The hotel prides itself in its classical music series, and we excused ourselves from dinner early and went over to listen to the Camarata Bariloche, a well-known Argentinian string ensemble--a dozen violinists, a few cellists and a bass. It felt so disorienting, to travel all this way only to sit listening to Bach, like traveling to Mars and finding your childhood home.
The next day we wandered the town—mostly closed on a Sunday morning, but a caretaker was already at the Municipal Cemetery, ready for visitors, and we strolled around. It was quite run down, with markers toppled and crumbling, and humble to begin with, a modest contrast to the luxurious granite tombs and marble angels at Recoleta Cemetery. Though, it hardly needs to be pointed out that the occupants here are just as dead, at a fraction of the cost. Caskets could spied through glass doors, and tableaus of the lives of the departed are set out—photographs and coffee mugs and poignant notes from children crying out to their parents. Some caskets are covered with lace, given covers like beds, which I suppose they are. We spent a long time there, walking up and down the aisles, gazing in near silence at these tributes to lives that had unfolded in this out-of-the-way place. Memento mori.
There was some kind of charity race going on, with young people in running clothes with numbers pinned to their shirts. The military had set up a tent to show off their various specialities, diving equipment and machine guns and such, a friendly public service that only subtly conveyed: We aren't drowning your kids in the River de la Plata anymore.

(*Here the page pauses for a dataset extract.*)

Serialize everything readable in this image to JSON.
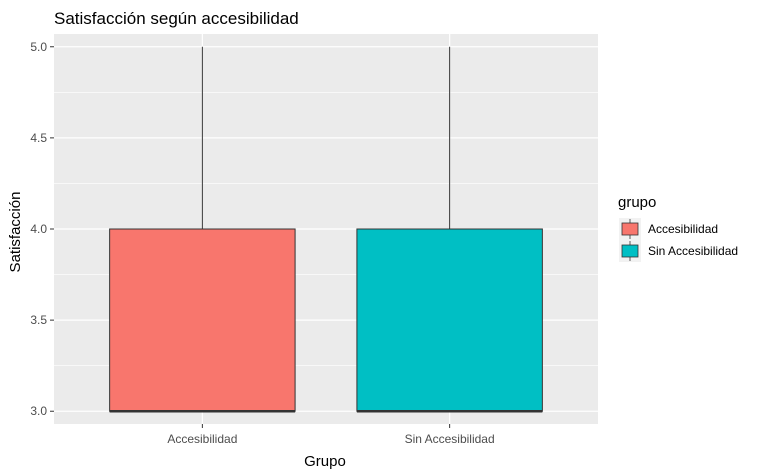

Michael and I wandered over to an old airfield, where a mothballed DC3 sat slowly moldering in the high winds ruffling across the Beagle Channel. Chile sat there, in plain sight, across the water, as if telling us: get on with it already.
You don't often see an old bird like the DC3, and I slowly walked around the plane, inspecting it from all angles. When I looked up, Michael was gone, vanished over a fence and into a nearby field, where he had found transportation of an even more ancient lineage. I considered following him, but paused at the fence and held back, letting the two have their moment of communion uninterrupted.